A cada segundo são feitas 63 mil pesquisas no Google (dados da empresa). Por isso, o trabalho da equipa onde o português trabalha é visto milhares de milhões de vezes por dia. “É extremamente gratificante ver a nova imagem do Google Search na rua, na mão dos utilizadores e a ver as respostas positivas”.
Qual a receita para um bom design de produtos tecnológicos? “Sermos extremamente empáticos, ter compaixão com o utilizador e viver a realidade e perceber o contexto do utilizador”, sublinha. “É preciso uma sensibilidade extremamente apurada de que existem pessoas que estão em condições completamente diferentes, na Quénia ou na Índia”.
Explica que, em muitos casos, “o design de software é complexo, porque as pessoas que o desenham e estão no ramo são extremamente à vontade com computação”. “Quando se desenham produtos para o mundo inteiro, a ingenuidade é extremamente importante para imperar acima de tudo”.
“Vejo quase tanta arte na engenharia como nas belas-artes”. Especialmente quando “uma peça de engenharia é feita de forma ingénua, simples e que consegue comunicar a sua funcionalidade para o utilizador, mesmo que nunca a tenha visto”.
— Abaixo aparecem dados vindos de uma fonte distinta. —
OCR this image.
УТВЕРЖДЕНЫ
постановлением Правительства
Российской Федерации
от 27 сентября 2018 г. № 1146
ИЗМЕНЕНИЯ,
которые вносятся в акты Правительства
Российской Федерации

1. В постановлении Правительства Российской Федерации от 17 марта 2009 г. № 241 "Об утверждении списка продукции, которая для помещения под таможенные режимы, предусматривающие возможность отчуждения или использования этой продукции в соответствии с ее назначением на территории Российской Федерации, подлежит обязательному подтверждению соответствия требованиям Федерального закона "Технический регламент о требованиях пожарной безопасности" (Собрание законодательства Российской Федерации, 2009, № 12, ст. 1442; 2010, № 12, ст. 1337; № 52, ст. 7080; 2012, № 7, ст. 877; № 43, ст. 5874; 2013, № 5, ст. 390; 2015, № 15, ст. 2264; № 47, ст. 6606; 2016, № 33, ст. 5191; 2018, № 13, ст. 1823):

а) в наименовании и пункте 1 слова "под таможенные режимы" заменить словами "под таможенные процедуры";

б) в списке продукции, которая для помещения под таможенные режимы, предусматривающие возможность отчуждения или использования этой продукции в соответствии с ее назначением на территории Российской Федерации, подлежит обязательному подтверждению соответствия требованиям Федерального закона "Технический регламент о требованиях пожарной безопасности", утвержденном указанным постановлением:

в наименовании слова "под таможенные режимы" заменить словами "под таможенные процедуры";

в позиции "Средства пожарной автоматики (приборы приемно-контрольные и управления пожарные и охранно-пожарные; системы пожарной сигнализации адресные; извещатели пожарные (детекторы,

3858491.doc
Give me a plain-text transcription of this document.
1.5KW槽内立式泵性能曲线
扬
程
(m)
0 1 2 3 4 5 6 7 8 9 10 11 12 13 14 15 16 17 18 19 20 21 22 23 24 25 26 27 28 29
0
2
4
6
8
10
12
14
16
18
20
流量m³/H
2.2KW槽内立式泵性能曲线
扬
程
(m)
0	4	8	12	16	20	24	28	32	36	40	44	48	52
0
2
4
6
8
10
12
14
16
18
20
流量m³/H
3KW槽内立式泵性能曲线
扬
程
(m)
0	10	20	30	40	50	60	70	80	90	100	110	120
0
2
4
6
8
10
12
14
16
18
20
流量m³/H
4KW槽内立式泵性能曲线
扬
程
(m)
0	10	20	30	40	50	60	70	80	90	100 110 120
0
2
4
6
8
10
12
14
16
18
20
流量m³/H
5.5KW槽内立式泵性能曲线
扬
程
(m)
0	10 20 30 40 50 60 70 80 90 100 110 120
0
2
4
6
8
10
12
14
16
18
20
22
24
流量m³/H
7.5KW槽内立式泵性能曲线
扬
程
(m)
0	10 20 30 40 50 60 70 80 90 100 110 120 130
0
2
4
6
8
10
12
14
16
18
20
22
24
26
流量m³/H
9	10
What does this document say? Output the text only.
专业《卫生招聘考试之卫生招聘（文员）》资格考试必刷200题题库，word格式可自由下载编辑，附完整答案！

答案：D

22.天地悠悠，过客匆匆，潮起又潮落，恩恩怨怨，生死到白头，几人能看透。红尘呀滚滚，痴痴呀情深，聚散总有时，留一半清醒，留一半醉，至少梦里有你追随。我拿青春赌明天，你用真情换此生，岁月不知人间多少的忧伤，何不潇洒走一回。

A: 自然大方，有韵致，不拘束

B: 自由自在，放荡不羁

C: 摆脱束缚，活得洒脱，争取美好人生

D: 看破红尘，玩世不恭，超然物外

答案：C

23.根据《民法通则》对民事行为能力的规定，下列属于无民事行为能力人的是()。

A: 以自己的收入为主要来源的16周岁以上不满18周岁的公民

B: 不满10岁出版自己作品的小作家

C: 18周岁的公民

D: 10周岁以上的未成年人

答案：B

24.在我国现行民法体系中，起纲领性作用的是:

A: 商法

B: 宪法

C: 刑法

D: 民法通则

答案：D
Mesmo com a imagem da Google definida, Ricardo explica que há liberdade criativa dentro da tecnológica. “Qualquer designer é incentivado a provocar a expressão de como a marca se exprime. As pessoas que têm poder de decisão estão continuamente a convidar a provocações à marca, para que possa evoluir”.
O designer acredita que os engenheiros — e não só – já percebem a importância do bom design. “Há um reconhecimento global de que o design faz parte de tudo, que nas indústrias realmente maduras, estabelecidas, as empresas e as marcas estão cada vez mais conscientes de que é um dos fatores mais importantes para diferenciação. O design está cimentado como uma especialidade crucial em qualquer indústria”.
E no caso da Google, o que a diferencia? “É o talento, é sem dúvida a equipa”, explicando que “a diversidade cultural e de sensibilidades ajuda muito a que o design seja equilibrado e robusto”. “Quando te deparas com a sensibilidade de criar produtos onde o combustível é a compaixão por pessoas isso realmente torna o design extremamente especial”.
Num mundo onde tudo é design, também a interação por voz entra em jogo, embora “seja uma especialidade nascente”, onde ainda é necessária muita aprendizagem, considera Ricardo Henriques.
“Estamos a experimentar, a tentar aprender e a partilhar o máximo que se possa. Acho que papel do design vai ser imaginar, explorar e iterar todas as possibilidades que não estão definidas mas que vão ser um pouco escolhidas pelos nossos princípios e, enquanto pessoas, até onde estamos dispostos a ir na computação”.